Tuesday, May 7, 2019

Don't Forget Your Chainmail Hoodie

"The Face of Battle" by John Keegan.

This book is one of my favorites on this list and not just because it's one of the shortest at 342 pages. It's a nice little paperback with a cheery picture of the skull of a Swedish soldier at the Battle of Visby in 1561.

The publishers obviously chose the skull for its dashing, cocky air (complete with chainmail hoodie) since the book doesn't discuss the Battle of Visby. (That's a good thing, too, because I looked it up, and I'm not in the mood to hear about Danish troops battling peasant farmers. Guess who won.)

Instead, "The Face of Battle" analyzes three battles: Agincourt in 1415, Waterloo in 1815 and The Somme in 1916. All great battles and surely worth 342 pages and a grinning skull for that alone, but Keegan writes so creatively and eloquently that I'm ready to look up his stuff on the Battle of Visby. He begins with one of my favorite history book openers (edited for length):

"I have not been in a battle; not near one, nor heard one from afar, nor seen the aftermath. I have questioned people who have been in battle ... have walked over battlefields ... have often turned up small relics of the fighting. I have read about battles, of course, have talked about battles ... but I have never been in a battle. And I grow increasingly convinced that I have very little idea of what a battle can be like."

This resonates with me, because I also have never been in battle (just some really mean editorial meetings). And it prompts me to consider why a 40-year-old wife and mother feels compelled to study military history. I have no military background, no ties except a brother in the Army. My paternal grandfather landed on the Normandy beaches as a combat photographer, my maternal grandfather and my father collected military history books. So there's some family precedent for this interest in battle.

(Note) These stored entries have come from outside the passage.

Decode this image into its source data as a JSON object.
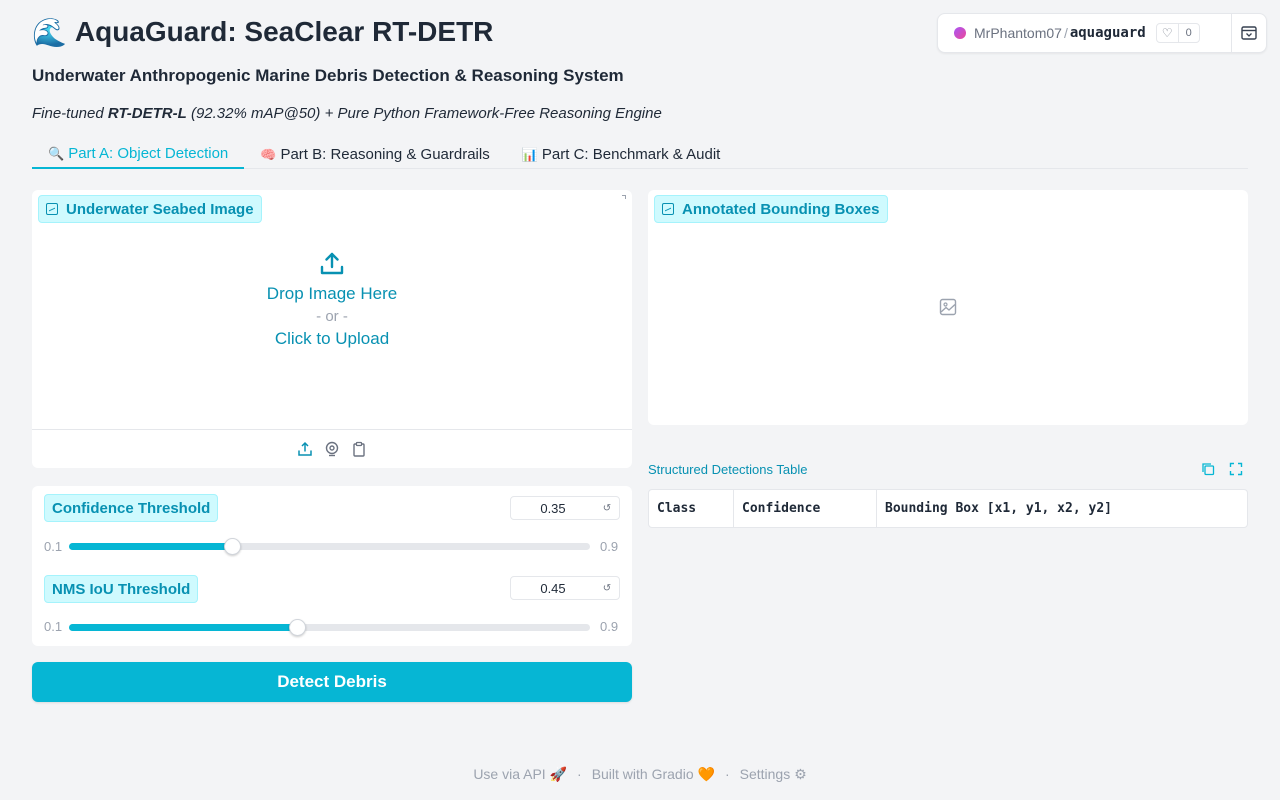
{
  "header": {
    "emoji": "🌊",
    "title": "AquaGuard: SeaClear RT-DETR",
    "subtitle": "Underwater Anthropogenic Marine Debris Detection & Reasoning System",
    "tagline_prefix": "Fine-tuned ",
    "tagline_model": "RT-DETR-L",
    "tagline_suffix": " (92.32% mAP@50) + Pure Python Framework-Free Reasoning Engine"
  },
  "space_badge": {
    "owner": "MrPhantom07",
    "separator": "/",
    "space": "aquaguard",
    "likes": "0"
  },
  "tabs": [
    {
      "icon": "🔍",
      "label": "Part A: Object Detection",
      "active": true
    },
    {
      "icon": "🧠",
      "label": "Part B: Reasoning & Guardrails",
      "active": false
    },
    {
      "icon": "📊",
      "label": "Part C: Benchmark & Audit",
      "active": false
    }
  ],
  "upload": {
    "label": "Underwater Seabed Image",
    "drop_text": "Drop Image Here",
    "or_text": "- or -",
    "click_text": "Click to Upload"
  },
  "output": {
    "label": "Annotated Bounding Boxes"
  },
  "sliders": {
    "confidence": {
      "label": "Confidence Threshold",
      "value": "0.35",
      "min": "0.1",
      "max": "0.9",
      "fraction": 0.3125
    },
    "nms": {
      "label": "NMS IoU Threshold",
      "value": "0.45",
      "min": "0.1",
      "max": "0.9",
      "fraction": 0.4375
    }
  },
  "detect_button": "Detect Debris",
  "table": {
    "title": "Structured Detections Table",
    "columns": [
      "Class",
      "Confidence",
      "Bounding Box [x1, y1, x2, y2]"
    ]
  },
  "footer": {
    "api": "Use via API",
    "api_icon": "🚀",
    "built": "Built with Gradio",
    "built_icon": "🧡",
    "settings": "Settings",
    "settings_icon": "⚙"
  },
  "colors": {
    "accent": "#06b6d4",
    "accent_dark": "#0891b2",
    "chip_bg": "#cffafe"
  }
}
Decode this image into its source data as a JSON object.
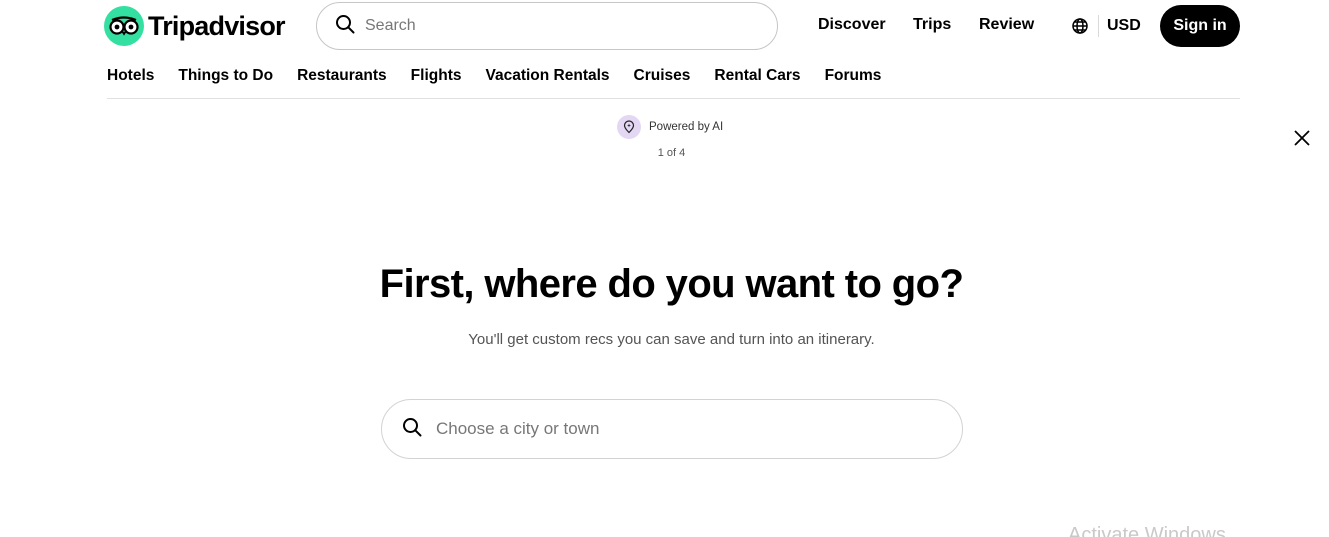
{
  "header": {
    "brand": "Tripadvisor",
    "search_placeholder": "Search",
    "nav": {
      "discover": "Discover",
      "trips": "Trips",
      "review": "Review"
    },
    "currency": "USD",
    "signin_label": "Sign in"
  },
  "categories": [
    "Hotels",
    "Things to Do",
    "Restaurants",
    "Flights",
    "Vacation Rentals",
    "Cruises",
    "Rental Cars",
    "Forums"
  ],
  "ai_badge": {
    "label": "Powered by AI",
    "step": "1 of 4"
  },
  "main": {
    "headline": "First, where do you want to go?",
    "subtitle": "You'll get custom recs you can save and turn into an itinerary.",
    "city_placeholder": "Choose a city or town"
  },
  "watermark": "Activate Windows",
  "colors": {
    "brand_green": "#34e0a1",
    "signin_bg": "#000000",
    "ai_badge_bg": "#e3d7f3"
  },
  "icons": [
    "owl-logo-icon",
    "search-icon",
    "globe-icon",
    "sparkle-pin-icon",
    "close-icon"
  ]
}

Keegan says that some people read military history with the subjunctive question "How would I behave in battle?" I personally don't need a 100-book reading list to answer that question. I know exactly how I would behave in battle. It's like reading an airline pamphlet while flying over the Atlantic, the type of pamphlet titled "Your Role in a Water Landing." As author Jean Kerr wrote: "I know my role in a water landing. I'm going to splash around and sob."

So you see, I have no illusions here. At Agincourt, I'd be in the baggage park. At Waterloo, I'd be napping with the English 4th Regiment. (Where I wouldn't be at Waterloo is near Wellington, who apparently liked to be where the fighting was hottest.) At the Somme, I'd be the one wearing his gas mask in pouring rain. ("You never know!")

It's clear, then, that I don't read military history to learn about myself. I've done enough self-introspection and the results are rarely pleasant. Why then?

Well, reading military history helps me understand the world and how it came to be this way. Identifying patterns of human behavior is interesting. Most of all, I study the conflict and suffering of the past so it is not forgotten. My father and grandfather passed this interest on to me. Perhaps, by example, I will pass it on to Benny and the soldiers at Agincourt in 1415 live on nearly 600 years later.